There was an additional delight of this structure, too. The paraphrasing of Holmes’s explanation as a third-person narrative must involve Watson by definition – because Watson, after all, is the author of every word we read about Holmes’s adventures. Because it’s based on another character’s testimony, the cutaway involves conjecture which Watson is required to confront and rationalize. This is particularly neat, as The Back to Front Murder is concerned with Watson as author, an aspect of his life and work which goes relatively unexplored in the canon, other than barbs directed at him occasionally by Holmes. The fact that their current client, Abigail Moone, is a far more successful author than Watson (albeit using a male pseudonym) provokes Watson’s professional jealousy and informs his actions throughout the story. Similarly, both he and Holmes are forced to address their prejudices about women in general—another aspect of the canon that I think deserves interrogation.

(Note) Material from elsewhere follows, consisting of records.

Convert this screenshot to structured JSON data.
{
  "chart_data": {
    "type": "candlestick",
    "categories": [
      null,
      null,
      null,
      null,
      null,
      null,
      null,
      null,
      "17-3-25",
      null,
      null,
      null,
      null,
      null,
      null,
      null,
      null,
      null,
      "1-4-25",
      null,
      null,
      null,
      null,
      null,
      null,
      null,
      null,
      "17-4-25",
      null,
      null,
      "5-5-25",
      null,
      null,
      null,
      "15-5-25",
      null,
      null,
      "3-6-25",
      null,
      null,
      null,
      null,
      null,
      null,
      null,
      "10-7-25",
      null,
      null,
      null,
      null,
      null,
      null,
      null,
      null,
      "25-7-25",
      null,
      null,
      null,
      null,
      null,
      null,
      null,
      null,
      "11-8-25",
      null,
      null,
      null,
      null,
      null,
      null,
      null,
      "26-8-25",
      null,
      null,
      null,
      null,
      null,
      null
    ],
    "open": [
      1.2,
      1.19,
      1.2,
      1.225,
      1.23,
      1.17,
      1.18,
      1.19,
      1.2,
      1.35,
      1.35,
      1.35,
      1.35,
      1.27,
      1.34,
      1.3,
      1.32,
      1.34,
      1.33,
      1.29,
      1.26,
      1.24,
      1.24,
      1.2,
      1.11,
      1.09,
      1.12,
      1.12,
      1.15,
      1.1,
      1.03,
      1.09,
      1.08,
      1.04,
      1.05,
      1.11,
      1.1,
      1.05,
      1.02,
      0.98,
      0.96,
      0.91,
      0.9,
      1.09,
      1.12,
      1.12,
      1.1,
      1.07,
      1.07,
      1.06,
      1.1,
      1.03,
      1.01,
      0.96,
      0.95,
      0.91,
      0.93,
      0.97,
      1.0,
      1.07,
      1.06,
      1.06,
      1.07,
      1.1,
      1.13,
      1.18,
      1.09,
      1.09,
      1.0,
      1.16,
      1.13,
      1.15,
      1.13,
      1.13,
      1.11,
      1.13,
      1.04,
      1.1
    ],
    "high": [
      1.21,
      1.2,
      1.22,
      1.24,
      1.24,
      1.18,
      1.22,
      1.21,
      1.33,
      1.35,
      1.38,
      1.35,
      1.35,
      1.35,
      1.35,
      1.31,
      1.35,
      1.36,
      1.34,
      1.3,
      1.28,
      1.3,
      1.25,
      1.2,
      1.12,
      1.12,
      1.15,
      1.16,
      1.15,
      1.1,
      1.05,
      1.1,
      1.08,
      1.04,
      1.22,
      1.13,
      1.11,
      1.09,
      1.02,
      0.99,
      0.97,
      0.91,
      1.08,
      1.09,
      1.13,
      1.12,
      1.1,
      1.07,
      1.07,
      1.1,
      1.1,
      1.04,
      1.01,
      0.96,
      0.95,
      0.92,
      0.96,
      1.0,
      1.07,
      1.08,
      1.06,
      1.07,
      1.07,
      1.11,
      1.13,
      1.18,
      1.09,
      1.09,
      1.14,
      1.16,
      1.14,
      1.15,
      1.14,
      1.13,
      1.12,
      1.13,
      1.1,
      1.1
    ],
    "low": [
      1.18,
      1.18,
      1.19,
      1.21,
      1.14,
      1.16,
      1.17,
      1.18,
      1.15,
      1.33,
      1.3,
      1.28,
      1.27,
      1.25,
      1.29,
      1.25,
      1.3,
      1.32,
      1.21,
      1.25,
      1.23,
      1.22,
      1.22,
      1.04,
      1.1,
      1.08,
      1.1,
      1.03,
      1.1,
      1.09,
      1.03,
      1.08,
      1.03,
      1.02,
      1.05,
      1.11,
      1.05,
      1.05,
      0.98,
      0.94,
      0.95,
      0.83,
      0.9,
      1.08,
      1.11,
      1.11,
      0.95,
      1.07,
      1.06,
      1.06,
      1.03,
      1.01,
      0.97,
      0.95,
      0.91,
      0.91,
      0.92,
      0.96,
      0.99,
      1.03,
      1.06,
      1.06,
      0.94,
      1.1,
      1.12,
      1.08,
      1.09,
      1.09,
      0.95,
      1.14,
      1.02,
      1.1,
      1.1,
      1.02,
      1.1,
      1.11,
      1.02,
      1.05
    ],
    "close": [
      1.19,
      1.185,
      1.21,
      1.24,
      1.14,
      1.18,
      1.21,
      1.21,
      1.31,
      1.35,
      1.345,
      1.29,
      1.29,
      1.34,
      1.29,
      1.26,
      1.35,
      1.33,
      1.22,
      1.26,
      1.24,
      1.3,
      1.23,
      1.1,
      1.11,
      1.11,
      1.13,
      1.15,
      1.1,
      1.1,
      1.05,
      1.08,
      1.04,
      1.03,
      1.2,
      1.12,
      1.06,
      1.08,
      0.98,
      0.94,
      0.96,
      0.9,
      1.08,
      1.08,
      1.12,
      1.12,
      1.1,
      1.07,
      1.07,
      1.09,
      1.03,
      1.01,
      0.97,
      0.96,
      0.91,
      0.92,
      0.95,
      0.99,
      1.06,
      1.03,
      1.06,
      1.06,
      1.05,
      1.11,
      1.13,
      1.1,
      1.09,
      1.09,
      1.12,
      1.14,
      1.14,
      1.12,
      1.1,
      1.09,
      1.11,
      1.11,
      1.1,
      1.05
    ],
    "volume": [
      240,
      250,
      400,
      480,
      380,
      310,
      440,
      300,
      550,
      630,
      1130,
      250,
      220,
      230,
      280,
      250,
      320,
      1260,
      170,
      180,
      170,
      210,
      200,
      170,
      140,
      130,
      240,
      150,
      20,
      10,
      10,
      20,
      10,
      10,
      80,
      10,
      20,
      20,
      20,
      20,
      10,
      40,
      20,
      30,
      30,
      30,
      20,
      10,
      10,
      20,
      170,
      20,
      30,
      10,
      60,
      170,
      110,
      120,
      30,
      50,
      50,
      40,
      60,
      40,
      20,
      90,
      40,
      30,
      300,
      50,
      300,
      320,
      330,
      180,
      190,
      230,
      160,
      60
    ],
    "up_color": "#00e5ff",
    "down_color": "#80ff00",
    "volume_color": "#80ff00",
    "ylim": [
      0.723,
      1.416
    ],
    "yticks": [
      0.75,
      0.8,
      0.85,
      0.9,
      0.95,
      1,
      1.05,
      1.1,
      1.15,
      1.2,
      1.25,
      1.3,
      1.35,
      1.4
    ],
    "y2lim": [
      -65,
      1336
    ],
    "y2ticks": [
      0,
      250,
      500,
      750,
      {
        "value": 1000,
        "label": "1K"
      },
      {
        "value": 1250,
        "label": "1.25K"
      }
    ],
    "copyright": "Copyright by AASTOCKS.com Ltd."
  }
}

Once I was in the flow of writing, I used a lot of resources for support. I cheekily rewarded myself with casebound copies of Leslie Klinger’s annotated Sherlock Holmes canon—as well as specific commentaries on each story, the books feature useful tools such as chronologies for Holmes and Watson. Jack Tracy’s Encyclopaedia Sherlockiana is an exhaustive guide to every passing reference in the canon you might care to name. Some other resources were more totemic: each morning before beginning work, I brought up onscreen Ernest H. Short’s 1948 rendering of the layout of 221B Baker Street for The Strand, even when I wasn’t writing a scene set in those rooms – just seeing that wonderfully detailed diagram put me in the right frame of mind. The style guide provided by Titan Books’ commissioning editors was a particular treat, too: comprehensive in terms of style, characterisation and the ‘rules’ established by Conan Doyle, but also including fine detail about, for example, speed of travel by foot, train or horse. I also made regular use of a Word document including the entire canon, searching for particular words in order to determine whether or not they were in Conan Doyle’s (or rather, Watson’s) usual vocabulary. Online, as well as numerous sites dedicated to specific plot elements, I made extensive use of the National Library of Scotland’s collection of maps from different eras, which can all be overlaid upon one another—without it I think I would have been at a loss to navigate my way around the London of 1898, particularly as The Back to Front Murder involves both Abigail Moone and Holmes compulsively re-enacting the movements of the murder victim.
The end result was that this wealth of material, including the canon itself, provided support rather than presenting restrictions. Clearly, it’s not for me to say whether The Back to Front Murder is faithful enough to Arthur Conan Doyle—but that initial sense of being daunted and ‘tested’ has changed to one of feeling welcomed into 221B Baker Street by old friends. I couldn’t have enjoyed the process more, and I’m grateful for the opportunity to spend so much time with my favorite detective and my favorite fictional author.